[gnso-rpm-wg] TMCH review objectives
disenberg at gigalawfirm.com
Mon Sep 26 18:43:52 UTC 2016
Whether a trademark is legally “famous” may depend upon the laws of the relevant jurisdiction. Under U.S. law at least, here is the definition of a “famous” trademark:
a mark is famous if it is widely recognized by the general consuming public of the United States as a designation of source of the goods or services of the mark’s owner. In determining whether a mark possesses the requisite degree of recognition, the court may consider all relevant factors, including the following:
(i) The duration, extent, and geographic reach of advertising and publicity of the mark, whether advertised or publicized by the owner or third parties.
(ii) The amount, volume, and geographic extent of sales of goods or services offered under the mark.
(iii) The extent of actual recognition of the mark.
This definition applies to claims under the Anticybersquatting Consumer Protection Act.
From: gnso-rpm-wg-bounces at icann.org [mailto:gnso-rpm-wg-bounces at icann.org] On Behalf Of Paul at law.es ZIMBRA
Sent: Monday, September 26, 2016 2:37 PM
To: Salvador Camacho Hernández <salvadorcamachohernandez at gmail.com>
Cc: gnso-rpm-wg at icann.org
Subject: Re: [gnso-rpm-wg] TMCH review objectives
I would like to correct your statement.
A "famous" trademark is one that transcends the specific classes of goods/services for which it was originally registered so as to be a recognized source indicator for other unrelated goods/services. It may be so famous as to effectively preclude a third party from using the same mark on unrelated goods/services. Think NIKE registered for sports gear now being applied to cars or Catapillar (tractors) as applied to shoes, pants etc....
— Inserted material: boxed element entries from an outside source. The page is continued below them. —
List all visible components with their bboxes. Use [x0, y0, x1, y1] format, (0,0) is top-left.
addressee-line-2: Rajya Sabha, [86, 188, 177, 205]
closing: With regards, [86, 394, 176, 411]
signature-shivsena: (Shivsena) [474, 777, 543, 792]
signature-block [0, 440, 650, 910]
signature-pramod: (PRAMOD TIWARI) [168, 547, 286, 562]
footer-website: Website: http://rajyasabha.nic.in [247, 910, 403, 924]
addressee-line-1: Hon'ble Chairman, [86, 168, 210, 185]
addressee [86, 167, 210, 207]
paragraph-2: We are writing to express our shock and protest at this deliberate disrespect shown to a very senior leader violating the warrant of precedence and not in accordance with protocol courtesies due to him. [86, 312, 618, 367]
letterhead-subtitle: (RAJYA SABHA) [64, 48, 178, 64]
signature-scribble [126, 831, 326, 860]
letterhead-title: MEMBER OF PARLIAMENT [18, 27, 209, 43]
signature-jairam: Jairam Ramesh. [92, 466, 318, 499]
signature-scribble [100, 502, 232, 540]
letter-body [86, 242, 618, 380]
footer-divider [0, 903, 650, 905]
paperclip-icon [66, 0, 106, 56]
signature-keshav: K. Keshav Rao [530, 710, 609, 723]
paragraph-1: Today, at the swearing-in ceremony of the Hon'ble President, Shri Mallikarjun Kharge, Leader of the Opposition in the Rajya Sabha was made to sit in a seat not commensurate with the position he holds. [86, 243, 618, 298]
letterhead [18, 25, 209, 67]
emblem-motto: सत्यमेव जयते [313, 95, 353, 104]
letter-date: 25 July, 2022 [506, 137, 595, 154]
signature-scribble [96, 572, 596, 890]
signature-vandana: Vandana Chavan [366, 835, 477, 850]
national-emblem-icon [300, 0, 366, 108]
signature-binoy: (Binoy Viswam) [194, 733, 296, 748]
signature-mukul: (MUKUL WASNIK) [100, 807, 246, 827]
On 26 Sep 2016, at 8:12 PM, Salvador Camacho Hernández <salvadorcamachohernandez at gmail.com <mailto:salvadorcamachohernandez at gmail.com> > wrote:
I just want to say that according to Paris Convention a trademark become famous when it's recognized and determined as one from jurisdiction to jurisdiction and no when the rights holder believes or perceives it. Not even a Panelist in a UDRP/LDRP procedure could determine if the trademark is famous or not.